A PhD candidate in the law school of University of Malaya in Malaysia retracted a paper from a journal on Islamic law in governments, because he failed to add his deceased advisor as an author.
The paper, which calls government secularism in Bangladesh “shadow rather than substance,” was published in Jurnal Syariah, which translates to Shariah Journal. It is quite critical of the idea that the country’s Constitution can name Islam as the state religion while also claiming that it cannot grant political status to any religion.
Here’s the notice:
The following article is being retracted from publication in Shariah Journal: “Shadow or Substance? Reflection of Secularism in the Constitution of Bangladesh” by Mohammad Abu Taher (Ph.D Candidate, Faculty of Law, University of Malaya, Kuala Lumpur, [email protected]) in Shariah Journal Volume 22, Issue 1, 2014, pp. 87- 106, as a result of the author request to retract the article from Shariah Journal.
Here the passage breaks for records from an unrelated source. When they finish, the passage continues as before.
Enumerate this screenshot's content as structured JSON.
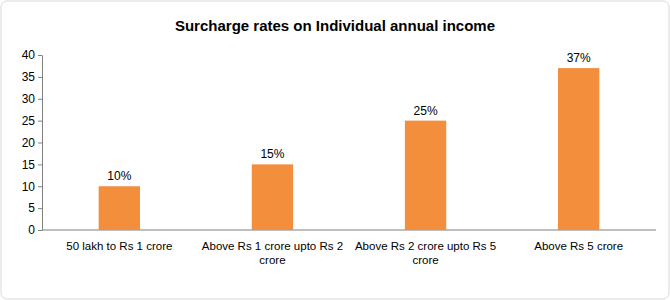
{
  "chart_data": {
    "type": "bar",
    "title": "Surcharge rates on Individual annual income",
    "categories": [
      "50 lakh to Rs 1 crore",
      "Above Rs 1 crore upto Rs 2 crore",
      "Above Rs 2 crore upto Rs 5 crore",
      "Above Rs 5 crore"
    ],
    "values": [
      10,
      15,
      25,
      37
    ],
    "value_labels": [
      "10%",
      "15%",
      "25%",
      "37%"
    ],
    "color": "#f28e3c",
    "ylim": [
      0,
      40
    ],
    "yticks": [
      0,
      5,
      10,
      15,
      20,
      25,
      30,
      35,
      40
    ],
    "grid": false,
    "data_labels": true
  }
}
We reached out to Taher, who told us that he is new to academia. According to Taher, though they wrote the paper together, after his advisor passed away he published the paper under only his name. His advisor’s family objected, and he asked the journal to retract.
Hat tip: Rolf Degen
If the article was accepted after peer review, surely a correction adding the deceased supervisor as author rather than a retraction would have been warranted.